Die vom Ex-Verkehrsminister Andreas Scheuer geplante Pkw-Maut für Ausländer scheiterte bekannterweise. Ein ähnliches Einnahmemodell wurde in Augsburg jahrhundertelang erfolgreich praktiziert. Was es damit auf sich hatte.
Bereits im Jahr 1418 hatte die Freie Reichsstadt Augsburg das königliche Privileg erhalten, einen Pflasterzoll einzufordern. Auslöser war der Beginn der Steinpflasterung von Augsburger Straßen. Der Pflasterzoll wurde nicht auf die Ware, sondern auf das Transportmittel erhoben. So zählte bei Fuhrwerken die Anzahl der Zugtiere, somit die „Pferdestärke“. Diese Straßenbenutzungsgebühr musste von Auswärtigen bis ins 19. Jahrhundert an den elf Stadttoren entrichtet werden.
Nach der Aufhebung der Festungseigenschaft durch den bayerischen König 1866 und mit der Industrialisierung breitete sich Augsburg außerhalb der Stadtmauern aus. Stadtbaurat Ludwig Leybold ließ deshalb im Jahr 1873 sechs Pflasterzollstationen an den Ausfallstraßen neu errichten. Sie lagen bevorzugt bei den Lech- und Wertach-Brücken, um ein Umfahren zu verhindern. Später kamen weitere Stationen hinzu. So wurde bis vor 100 Jahren an neun Stationen von auswärtigen Fuhrleuten und Autofahrern ein Pflasterzoll verlangt. Die Einnahmen sollten dem Straßenausbau und Straßenunterhalt dienen.
Die erhalten gebliebene Pflasterzollstation Nr. 2 findet man südwestlich der Hochzoller Lechbrücke. Dieser Zweckbau hatte zur Straße hin ein Schalterfenster, von dem aus eine Schranke betätigt werden konnte. Das Gebäude mit der Adresse „Friedberger Straße 94“ wird nun vom städtischen Mobilitäts- und Tiefbauamt als Lager genutzt.

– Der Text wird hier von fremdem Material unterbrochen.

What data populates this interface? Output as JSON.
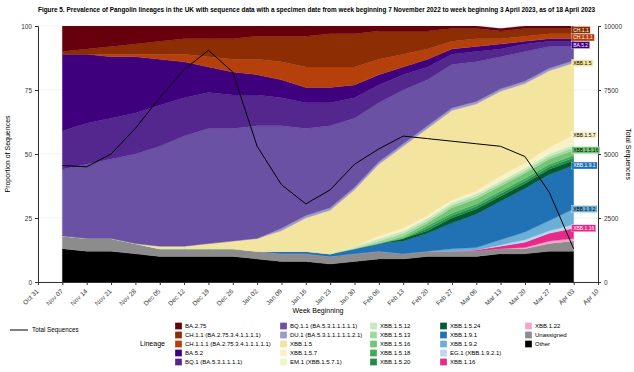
{
  "chart_data": {
    "type": "area",
    "title": "Figure 5. Prevalence of Pangolin lineages in the UK with sequence data with a specimen date from week beginning 7 November 2022 to week beginning 3 April 2023, as of 18 April 2023",
    "xlabel": "Week Beginning",
    "ylabel": "Proportion of Sequences",
    "y2label": "Total Sequences",
    "legend_title": "Lineage",
    "categories": [
      "Oct 31",
      "Nov 07",
      "Nov 14",
      "Nov 21",
      "Nov 28",
      "Dec 05",
      "Dec 12",
      "Dec 19",
      "Dec 26",
      "Jan 02",
      "Jan 09",
      "Jan 16",
      "Jan 23",
      "Jan 30",
      "Feb 06",
      "Feb 13",
      "Feb 20",
      "Feb 27",
      "Mar 06",
      "Mar 13",
      "Mar 20",
      "Mar 27",
      "Apr 03",
      "Apr 10"
    ],
    "ylim": [
      0,
      100
    ],
    "yticks": [
      0,
      25,
      50,
      75,
      100
    ],
    "y2lim": [
      0,
      10000
    ],
    "y2ticks": [
      0,
      2500,
      5000,
      7500,
      10000
    ],
    "stacked": true,
    "grid": true,
    "legend": "bottom",
    "series": [
      {
        "name": "BA.2.75",
        "color": "#67000d",
        "values": [
          null,
          10,
          9,
          8,
          7,
          6,
          5,
          5,
          5,
          4,
          4,
          4,
          3,
          3,
          2,
          2,
          2,
          1,
          1,
          1,
          1,
          1,
          1,
          null
        ]
      },
      {
        "name": "CH.1.1 (BA.2.75.3.4.1.1.1.1)",
        "label": "CH.1.1",
        "color": "#8c2d04",
        "values": [
          null,
          1,
          2,
          3,
          4,
          5,
          6,
          7,
          8,
          9,
          10,
          12,
          13,
          13,
          11,
          9,
          7,
          5,
          4,
          3,
          3,
          2,
          2,
          null
        ]
      },
      {
        "name": "CH.1.1.1 (BA.2.75.3.4.1.1.1.1.1)",
        "label": "CH.1.1.1",
        "color": "#b5400b",
        "values": [
          null,
          0,
          0,
          1,
          1,
          2,
          3,
          4,
          5,
          6,
          7,
          8,
          8,
          7,
          6,
          5,
          4,
          3,
          3,
          2,
          2,
          2,
          2,
          null
        ]
      },
      {
        "name": "BA.5.2",
        "label": "BA.5.2",
        "color": "#3f007d",
        "values": [
          null,
          30,
          27,
          24,
          22,
          18,
          14,
          10,
          9,
          8,
          7,
          6,
          6,
          5,
          4,
          3,
          3,
          2,
          2,
          2,
          1,
          1,
          1,
          null
        ]
      },
      {
        "name": "BQ.1 (BA.5.3.1.1.1.1)",
        "color": "#54278f",
        "values": [
          null,
          15,
          16,
          16,
          16,
          16,
          15,
          14,
          13,
          12,
          11,
          10,
          9,
          8,
          7,
          6,
          5,
          4,
          4,
          3,
          3,
          2,
          2,
          null
        ]
      },
      {
        "name": "BQ.1.1 (BA.5.3.1.1.1.1.1)",
        "color": "#6a51a3",
        "values": [
          null,
          26,
          29,
          31,
          35,
          39,
          43,
          45,
          44,
          44,
          40,
          34,
          32,
          27,
          23,
          21,
          18,
          17,
          15.5,
          12.5,
          11.5,
          8.5,
          5.5,
          null
        ]
      },
      {
        "name": "DU.1 (BA.5.3.1.1.1.1.1.2.1)",
        "color": "#9e9ac8",
        "values": [
          null,
          0,
          0,
          0,
          0,
          0,
          0,
          0,
          0,
          0,
          1,
          1,
          1,
          1,
          1,
          1,
          1,
          1,
          1,
          1,
          1,
          1,
          1,
          null
        ]
      },
      {
        "name": "XBB.1.5",
        "label": "XBB.1.5",
        "color": "#f3e5a0",
        "values": [
          null,
          0,
          0,
          0,
          0,
          1,
          1,
          2,
          3,
          5,
          8,
          13,
          17,
          22,
          28,
          32,
          34,
          35,
          34,
          33,
          31,
          30,
          28,
          null
        ]
      },
      {
        "name": "XBB.1.5.7",
        "label": "XBB.1.5.7",
        "color": "#faf1c6",
        "values": [
          null,
          0,
          0,
          0,
          0,
          0,
          0,
          0,
          0,
          0,
          0,
          0,
          0,
          0,
          1,
          1,
          1,
          1,
          1,
          2,
          2,
          2,
          3,
          null
        ]
      },
      {
        "name": "EM.1 (XBB.1.5.7.1)",
        "color": "#eef5c8",
        "values": [
          null,
          0,
          0,
          0,
          0,
          0,
          0,
          0,
          0,
          0,
          0,
          0,
          0,
          0,
          0,
          0,
          0,
          0,
          0,
          0,
          0,
          0.5,
          1,
          null
        ]
      },
      {
        "name": "XBB.1.5.12",
        "color": "#c7e9c0",
        "values": [
          null,
          0,
          0,
          0,
          0,
          0,
          0,
          0,
          0,
          0,
          0,
          0,
          0,
          1,
          1,
          1,
          1,
          1,
          1,
          1,
          1,
          1,
          1,
          null
        ]
      },
      {
        "name": "XBB.1.5.13",
        "color": "#a1d99b",
        "values": [
          null,
          0,
          0,
          0,
          0,
          0,
          0,
          0,
          0,
          0,
          0,
          0,
          0,
          0,
          1,
          1,
          1,
          1,
          1,
          1,
          1,
          1,
          1,
          null
        ]
      },
      {
        "name": "XBB.1.5.16",
        "label": "XBB.1.5.16",
        "color": "#74c476",
        "values": [
          null,
          0,
          0,
          0,
          0,
          0,
          0,
          0,
          0,
          0,
          0,
          0,
          0,
          0,
          0,
          1,
          1,
          2,
          2,
          2,
          2,
          2,
          2,
          null
        ]
      },
      {
        "name": "XBB.1.5.18",
        "color": "#41ab5d",
        "values": [
          null,
          0,
          0,
          0,
          0,
          0,
          0,
          0,
          0,
          0,
          0,
          0,
          0,
          0,
          0,
          0,
          1,
          1,
          1,
          1,
          1,
          1,
          1,
          null
        ]
      },
      {
        "name": "XBB.1.5.20",
        "color": "#238b45",
        "values": [
          null,
          0,
          0,
          0,
          0,
          0,
          0,
          0,
          0,
          0,
          0,
          0,
          0,
          0,
          0,
          0,
          1,
          1,
          1,
          1,
          1,
          1,
          1,
          null
        ]
      },
      {
        "name": "XBB.1.5.24",
        "color": "#005a32",
        "values": [
          null,
          0,
          0,
          0,
          0,
          0,
          0,
          0,
          0,
          0,
          0,
          0,
          0,
          0,
          0,
          1,
          1,
          2,
          2,
          2,
          2,
          2,
          2,
          null
        ]
      },
      {
        "name": "XBB.1.9.1",
        "label": "XBB.1.9.1",
        "color": "#2171b5",
        "values": [
          null,
          0,
          0,
          0,
          0,
          0,
          0,
          0,
          0,
          0,
          1,
          1,
          1,
          2,
          3,
          5,
          7,
          10,
          13,
          15,
          17,
          18,
          17,
          null
        ]
      },
      {
        "name": "XBB.1.9.2",
        "label": "XBB.1.9.2",
        "color": "#6baed6",
        "values": [
          null,
          0,
          0,
          0,
          0,
          0,
          0,
          0,
          0,
          0,
          0,
          0,
          0,
          0,
          0,
          0,
          0,
          1,
          1,
          2,
          3,
          4,
          6,
          null
        ]
      },
      {
        "name": "EG.1 (XBB.1.9.2.1)",
        "color": "#bdd7ee",
        "values": [
          null,
          0,
          0,
          0,
          0,
          0,
          0,
          0,
          0,
          0,
          0,
          0,
          0,
          0,
          0,
          0,
          0,
          0,
          0,
          0.5,
          1,
          1,
          1.5,
          null
        ]
      },
      {
        "name": "XBB.1.16",
        "label": "XBB.1.16",
        "color": "#e7298a",
        "values": [
          null,
          0,
          0,
          0,
          0,
          0,
          0,
          0,
          0,
          0,
          0,
          0,
          0,
          0,
          0,
          0,
          0,
          0,
          0.5,
          1,
          2,
          3,
          4,
          null
        ]
      },
      {
        "name": "XBB.1.22",
        "color": "#f4a6c8",
        "values": [
          null,
          0,
          0,
          0,
          0,
          0,
          0,
          0,
          0,
          0,
          0,
          0,
          0,
          0,
          0,
          0,
          0,
          0,
          0,
          0,
          0.5,
          1,
          1,
          null
        ]
      },
      {
        "name": "Unassigned",
        "color": "#8c8c8c",
        "values": [
          null,
          5,
          5,
          5,
          4,
          3,
          3,
          3,
          3,
          3,
          3,
          3,
          3,
          3,
          3,
          2,
          2,
          2,
          2,
          2,
          2,
          3,
          4,
          null
        ]
      },
      {
        "name": "Other",
        "color": "#000000",
        "values": [
          null,
          13,
          12,
          12,
          11,
          10,
          10,
          10,
          10,
          9,
          8,
          8,
          7,
          8,
          9,
          9,
          10,
          10,
          10,
          11,
          11,
          12,
          12,
          null
        ]
      },
      {
        "name": "Total Sequences",
        "type": "line",
        "axis": "y2",
        "color": "#000000",
        "values": [
          null,
          4550,
          4500,
          5000,
          6000,
          7200,
          8300,
          9050,
          8200,
          5300,
          3800,
          3050,
          3600,
          4600,
          5200,
          5700,
          5600,
          5500,
          5400,
          5300,
          4900,
          3500,
          1300,
          null
        ]
      }
    ]
  }
}
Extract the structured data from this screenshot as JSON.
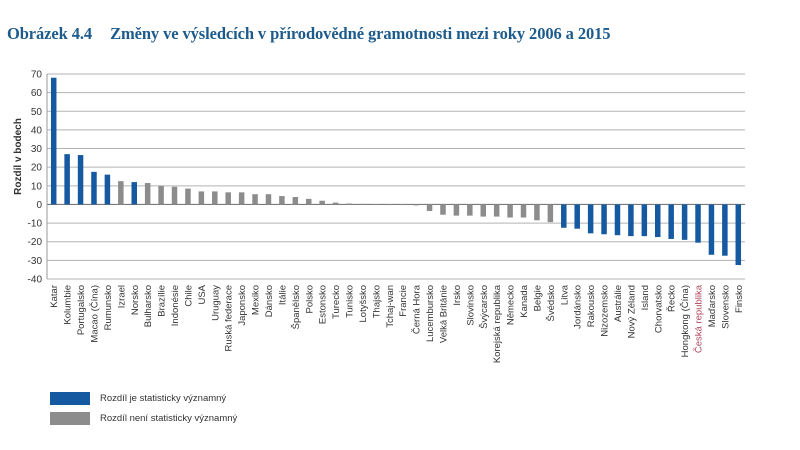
{
  "figure": {
    "number": "Obrázek 4.4",
    "title": "Změny ve výsledcích v přírodovědné gramotnosti mezi roky 2006 a 2015"
  },
  "legend": [
    {
      "label": "Rozdíl je statisticky významný",
      "color": "#1559a0"
    },
    {
      "label": "Rozdíl není statisticky významný",
      "color": "#8c8c8c"
    }
  ],
  "colors": {
    "significant": "#1559a0",
    "not_significant": "#8c8c8c",
    "highlight_label": "#b0425a",
    "title": "#1d5b8c",
    "grid": "#b3b3b3"
  },
  "chart_data": {
    "type": "bar",
    "title": "Změny ve výsledcích v přírodovědné gramotnosti mezi roky 2006 a 2015",
    "xlabel": "",
    "ylabel": "Rozdíl v bodech",
    "ylim": [
      -40,
      70
    ],
    "yticks": [
      -40,
      -30,
      -20,
      -10,
      0,
      10,
      20,
      30,
      40,
      50,
      60,
      70
    ],
    "grid": true,
    "legend_position": "bottom-left",
    "highlight_category": "Česká republika",
    "categories": [
      "Katar",
      "Kolumbie",
      "Portugalsko",
      "Macao (Čína)",
      "Rumunsko",
      "Izrael",
      "Norsko",
      "Bulharsko",
      "Brazílie",
      "Indonésie",
      "Chile",
      "USA",
      "Uruguay",
      "Ruská federace",
      "Japonsko",
      "Mexiko",
      "Dánsko",
      "Itálie",
      "Španělsko",
      "Polsko",
      "Estonsko",
      "Turecko",
      "Tunisko",
      "Lotyšsko",
      "Thajsko",
      "Tchaj-wan",
      "Francie",
      "Černá Hora",
      "Lucembursko",
      "Velká Británie",
      "Irsko",
      "Slovinsko",
      "Švýcarsko",
      "Korejská republika",
      "Německo",
      "Kanada",
      "Belgie",
      "Švédsko",
      "Litva",
      "Jordánsko",
      "Rakousko",
      "Nizozemsko",
      "Austrálie",
      "Nový Zéland",
      "Island",
      "Chorvatsko",
      "Řecko",
      "Hongkong (Čína)",
      "Česká republika",
      "Maďarsko",
      "Slovensko",
      "Finsko"
    ],
    "values": [
      68,
      27,
      26.5,
      17.5,
      16,
      12.5,
      12,
      11.5,
      10,
      9.5,
      8.5,
      7,
      7,
      6.5,
      6.5,
      5.5,
      5.5,
      4.5,
      4,
      3,
      2,
      1,
      0.5,
      0.3,
      0,
      0,
      0,
      -0.5,
      -3.5,
      -5.5,
      -6,
      -6,
      -6.5,
      -6.5,
      -7,
      -7,
      -8.5,
      -9.5,
      -12.5,
      -13,
      -15.5,
      -16,
      -16.5,
      -17,
      -17,
      -17.5,
      -18.5,
      -19,
      -20.5,
      -27,
      -27.5,
      -32.5
    ],
    "significant": [
      true,
      true,
      true,
      true,
      true,
      false,
      true,
      false,
      false,
      false,
      false,
      false,
      false,
      false,
      false,
      false,
      false,
      false,
      false,
      false,
      false,
      false,
      false,
      false,
      false,
      false,
      false,
      false,
      false,
      false,
      false,
      false,
      false,
      false,
      false,
      false,
      false,
      false,
      true,
      true,
      true,
      true,
      true,
      true,
      true,
      true,
      true,
      true,
      true,
      true,
      true,
      true
    ],
    "series": [
      {
        "name": "Rozdíl je statisticky významný",
        "color": "#1559a0"
      },
      {
        "name": "Rozdíl není statisticky významný",
        "color": "#8c8c8c"
      }
    ]
  }
}
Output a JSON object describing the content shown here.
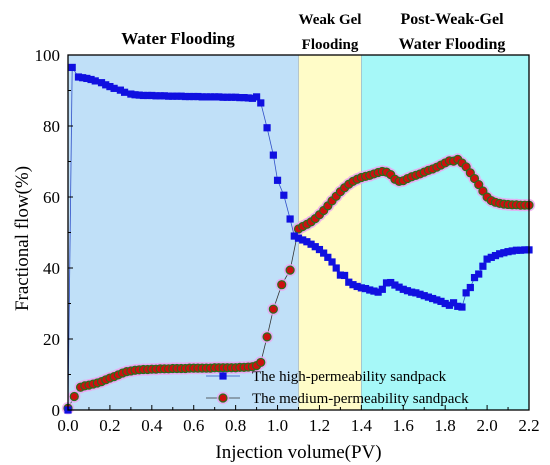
{
  "chart_data": {
    "type": "scatter",
    "xlabel": "Injection volume(PV)",
    "ylabel": "Fractional flow(%)",
    "xlim": [
      0,
      2.2
    ],
    "ylim": [
      0,
      100
    ],
    "x_ticks": [
      "0.0",
      "0.2",
      "0.4",
      "0.6",
      "0.8",
      "1.0",
      "1.2",
      "1.4",
      "1.6",
      "1.8",
      "2.0",
      "2.2"
    ],
    "y_ticks": [
      "0",
      "20",
      "40",
      "60",
      "80",
      "100"
    ],
    "grid": false,
    "legend_position": "bottom-center",
    "phases": [
      {
        "label_lines": [
          "Water Flooding"
        ],
        "x_start": 0.0,
        "x_end": 1.1,
        "color": "#c0e0f8"
      },
      {
        "label_lines": [
          "Weak Gel",
          "Flooding"
        ],
        "x_start": 1.1,
        "x_end": 1.4,
        "color": "#fffcc8"
      },
      {
        "label_lines": [
          "Post-Weak-Gel",
          "Water Flooding"
        ],
        "x_start": 1.4,
        "x_end": 2.2,
        "color": "#a6f8f8"
      }
    ],
    "series": [
      {
        "name": "The high-permeability sandpack",
        "marker": "square",
        "color": "#1010e0",
        "x": [
          0.0,
          0.02,
          0.05,
          0.07,
          0.09,
          0.11,
          0.13,
          0.16,
          0.18,
          0.2,
          0.22,
          0.25,
          0.27,
          0.3,
          0.32,
          0.34,
          0.36,
          0.38,
          0.4,
          0.42,
          0.44,
          0.46,
          0.48,
          0.5,
          0.52,
          0.54,
          0.56,
          0.58,
          0.6,
          0.62,
          0.64,
          0.66,
          0.68,
          0.7,
          0.72,
          0.74,
          0.76,
          0.78,
          0.8,
          0.82,
          0.84,
          0.86,
          0.88,
          0.9,
          0.92,
          0.95,
          0.98,
          1.0,
          1.03,
          1.06,
          1.08,
          1.1,
          1.12,
          1.14,
          1.16,
          1.18,
          1.2,
          1.22,
          1.24,
          1.26,
          1.28,
          1.3,
          1.32,
          1.34,
          1.36,
          1.38,
          1.4,
          1.42,
          1.44,
          1.46,
          1.48,
          1.5,
          1.52,
          1.54,
          1.56,
          1.58,
          1.6,
          1.62,
          1.64,
          1.66,
          1.68,
          1.7,
          1.72,
          1.74,
          1.76,
          1.78,
          1.8,
          1.82,
          1.84,
          1.86,
          1.88,
          1.9,
          1.92,
          1.94,
          1.96,
          1.98,
          2.0,
          2.02,
          2.04,
          2.06,
          2.08,
          2.1,
          2.12,
          2.14,
          2.16,
          2.18,
          2.2
        ],
        "y": [
          0,
          96.5,
          93.8,
          93.6,
          93.4,
          93.1,
          92.7,
          92.2,
          91.6,
          91.1,
          90.6,
          90.1,
          89.5,
          89.0,
          88.8,
          88.7,
          88.6,
          88.6,
          88.6,
          88.5,
          88.5,
          88.5,
          88.4,
          88.4,
          88.4,
          88.4,
          88.3,
          88.3,
          88.3,
          88.3,
          88.2,
          88.2,
          88.2,
          88.2,
          88.2,
          88.1,
          88.1,
          88.1,
          88.1,
          88.0,
          88.0,
          87.9,
          87.8,
          88.2,
          86.5,
          79.5,
          71.8,
          64.7,
          60.5,
          53.8,
          49.0,
          48.4,
          47.9,
          47.4,
          46.7,
          46.0,
          45.2,
          44.2,
          43.0,
          41.7,
          40.0,
          38.0,
          37.9,
          36.0,
          35.3,
          34.8,
          34.4,
          34.2,
          33.8,
          33.5,
          33.2,
          34.0,
          35.8,
          35.9,
          35.2,
          34.6,
          34.0,
          33.6,
          33.2,
          33.0,
          32.6,
          32.2,
          31.8,
          31.4,
          31.0,
          30.6,
          30.0,
          29.5,
          30.2,
          29.2,
          29.0,
          33.0,
          34.5,
          37.3,
          38.3,
          40.5,
          42.5,
          43.0,
          43.5,
          44.0,
          44.3,
          44.6,
          44.8,
          45.0,
          45.0,
          45.1,
          45.1
        ],
        "y_display_cut": [
          0,
          96.5,
          93.8,
          93.6,
          93.4,
          93.1,
          92.7,
          92.2,
          91.6,
          91.1,
          90.6,
          90.1,
          89.5,
          89.0,
          88.8,
          88.7,
          88.6,
          88.6,
          88.6,
          88.5,
          88.5,
          88.5,
          88.4,
          88.4,
          88.4,
          88.4,
          88.3,
          88.3,
          88.3,
          88.3,
          88.2,
          88.2,
          88.2,
          88.2,
          88.2,
          88.1,
          88.1,
          88.1,
          88.1,
          88.0,
          88.0,
          87.9,
          87.8,
          88.2,
          86.5,
          79.5,
          71.8,
          64.7,
          60.5
        ]
      },
      {
        "name": "The medium-permeability sandpack",
        "marker": "circle",
        "color": "#cc1010",
        "edge_color": "#2a6e1c",
        "glow_color": "#f0a0f0",
        "x": [
          0.0,
          0.03,
          0.06,
          0.08,
          0.1,
          0.12,
          0.14,
          0.16,
          0.18,
          0.2,
          0.22,
          0.24,
          0.26,
          0.28,
          0.3,
          0.32,
          0.34,
          0.36,
          0.38,
          0.4,
          0.42,
          0.44,
          0.46,
          0.48,
          0.5,
          0.52,
          0.54,
          0.56,
          0.58,
          0.6,
          0.62,
          0.64,
          0.66,
          0.68,
          0.7,
          0.72,
          0.74,
          0.76,
          0.78,
          0.8,
          0.82,
          0.84,
          0.86,
          0.88,
          0.9,
          0.92,
          0.95,
          0.98,
          1.02,
          1.06,
          1.1,
          1.12,
          1.14,
          1.16,
          1.18,
          1.2,
          1.22,
          1.24,
          1.26,
          1.28,
          1.3,
          1.32,
          1.34,
          1.36,
          1.38,
          1.4,
          1.42,
          1.44,
          1.46,
          1.48,
          1.5,
          1.52,
          1.54,
          1.56,
          1.58,
          1.6,
          1.62,
          1.64,
          1.66,
          1.68,
          1.7,
          1.72,
          1.74,
          1.76,
          1.78,
          1.8,
          1.82,
          1.84,
          1.86,
          1.88,
          1.9,
          1.92,
          1.94,
          1.96,
          1.98,
          2.0,
          2.02,
          2.04,
          2.06,
          2.08,
          2.1,
          2.12,
          2.14,
          2.16,
          2.18,
          2.2
        ],
        "y": [
          0.5,
          3.8,
          6.4,
          6.8,
          7.0,
          7.3,
          7.6,
          8.0,
          8.5,
          9.0,
          9.4,
          9.9,
          10.4,
          10.8,
          11.0,
          11.2,
          11.3,
          11.4,
          11.4,
          11.5,
          11.5,
          11.6,
          11.6,
          11.6,
          11.7,
          11.7,
          11.7,
          11.7,
          11.8,
          11.8,
          11.8,
          11.8,
          11.8,
          11.8,
          11.9,
          11.9,
          11.9,
          11.9,
          11.9,
          11.9,
          12.0,
          12.0,
          12.1,
          12.2,
          12.5,
          13.4,
          20.6,
          28.4,
          35.3,
          39.4,
          51.0,
          51.7,
          52.3,
          53.0,
          53.9,
          55.0,
          56.2,
          57.5,
          58.9,
          60.2,
          61.5,
          62.6,
          63.6,
          64.4,
          65.0,
          65.5,
          65.8,
          66.1,
          66.5,
          66.9,
          67.2,
          67.0,
          66.3,
          65.0,
          64.4,
          64.6,
          65.2,
          65.7,
          66.1,
          66.5,
          67.0,
          67.5,
          67.9,
          68.4,
          69.0,
          69.6,
          70.2,
          70.1,
          70.6,
          69.6,
          68.5,
          66.8,
          65.2,
          63.5,
          61.7,
          60.0,
          59.0,
          58.5,
          58.2,
          58.0,
          57.9,
          57.8,
          57.8,
          57.7,
          57.7,
          57.7
        ]
      }
    ]
  }
}
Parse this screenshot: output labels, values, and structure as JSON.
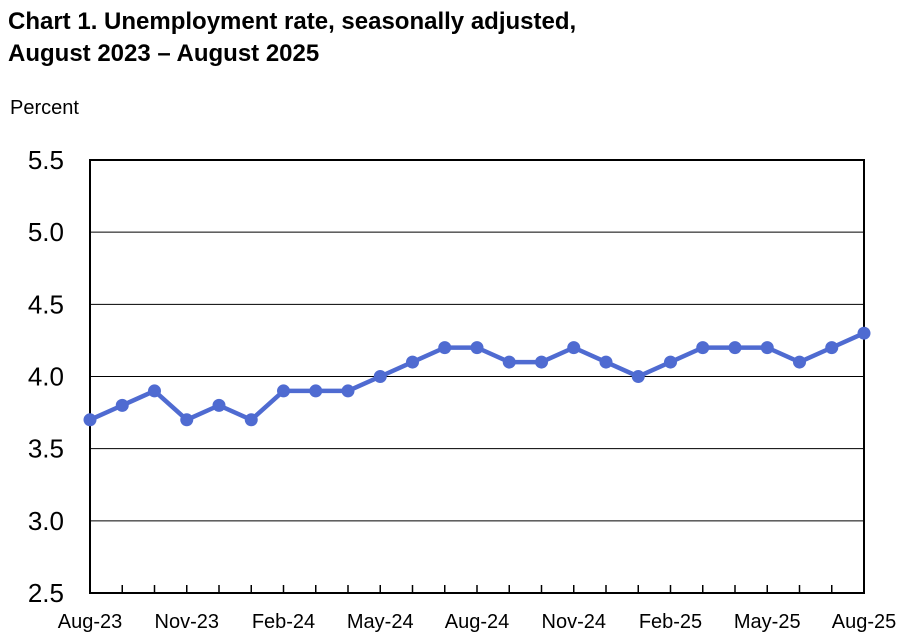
{
  "chart_data": {
    "type": "line",
    "title": "Chart 1. Unemployment rate, seasonally adjusted,",
    "subtitle": "August 2023 – August 2025",
    "ylabel": "Percent",
    "xlabel": "",
    "ylim": [
      2.5,
      5.5
    ],
    "yticks": [
      "2.5",
      "3.0",
      "3.5",
      "4.0",
      "4.5",
      "5.0",
      "5.5"
    ],
    "x": [
      "Aug-23",
      "Sep-23",
      "Oct-23",
      "Nov-23",
      "Dec-23",
      "Jan-24",
      "Feb-24",
      "Mar-24",
      "Apr-24",
      "May-24",
      "Jun-24",
      "Jul-24",
      "Aug-24",
      "Sep-24",
      "Oct-24",
      "Nov-24",
      "Dec-24",
      "Jan-25",
      "Feb-25",
      "Mar-25",
      "Apr-25",
      "May-25",
      "Jun-25",
      "Jul-25",
      "Aug-25"
    ],
    "xtick_labels": [
      "Aug-23",
      "Nov-23",
      "Feb-24",
      "May-24",
      "Aug-24",
      "Nov-24",
      "Feb-25",
      "May-25",
      "Aug-25"
    ],
    "series": [
      {
        "values": [
          3.7,
          3.8,
          3.9,
          3.7,
          3.8,
          3.7,
          3.9,
          3.9,
          3.9,
          4.0,
          4.1,
          4.2,
          4.2,
          4.1,
          4.1,
          4.2,
          4.1,
          4.0,
          4.1,
          4.2,
          4.2,
          4.2,
          4.1,
          4.2,
          4.3
        ],
        "color": "#4F6BD1"
      }
    ],
    "grid": true,
    "legend": "none"
  }
}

Während des Heiligen Römischen Reichs stand gegenüber eine andere Zollstation. Hier erhob das Reichsstift St. Ulrich und Afra bis ins Jahr 1802 eine Benutzungsgebühr für die heutigen Afrabrücke. Dieses Ulrich'sche Brückenzollhaus und auch eine kurfürstlich-bayerische Mautstation am anderen Lech-Ufer sind schon lange verschwunden.
Ein Siedlerhaus in Siebenbrunn wurde einst zur Zollstation
Die Pflasterzollstation Nr. 9 wurde im Jahr 1910 nach der Eingemeindung von Meringerau im neuen Stadtteil Siebenbrunn eingerichtet. Als Lokalität nutzte man ein Siedlerhaus von 1881 an der heutigen Siebenbrunner Straße mit der immer noch gültigen Adresse „Siebenbrunn 32“. Dort kreuzt der mittlerweile ausgetrocknete Ochsenbach die Straße, sodass die Schranke nicht umfahren werden konnte. „Meine Mutter war hier als städtische Zöllnerin tätig“, erzählt Arno Weißenbach. Der 87-jährige Siebenbrunner ist in der ehemaligen Zollstation aufgewachsen. Er kann noch Unterlagen vorweisen, in denen die Kosten für Gebäudeumbau und Gebäudeunterhalt der Stadt in Rechnung gestellt wurden. Diese abgelegene Zollstation galt als rentabel, denn etliche Fuhrleute und Autofahrer wollten den damals schon stauträchtigen Bereich um das Rote Tor umgehen.
Jedoch spielte der Pflasterzoll immer nur eine untergeordnete Rolle bei den städtischen Einnahmen. Die Hyperinflation von 1923 sorgte schließlich dafür, dass der Augsburger Pflasterzoll nach mehr als fünf Jahrhunderten ausgesetzt wurde. Nach der Einführung einer Reichskraftfahrzeugsteuer im Jahr 1928 durften dann die Kommunen keine Gebühren mehr für die Straßenbenutzung verlangen.
Keinerlei Bezug zum städtischen Pflasterzoll haben zwei andere erhalten gebliebene Augsburger Zollgebäude. Gemeint sind das markgräflich-burgauische Zollamt von Kriegshaber in der Ulmer Straße 182 und die königlich-bayerische Mauthalle in der Hallstraße 5, nun Teil des Holbein-Gymnasiums. Ein kleiner Fachwerkbau am Jakobertor wird auch als Zollhaus bezeichnet, aber diente nie als solches.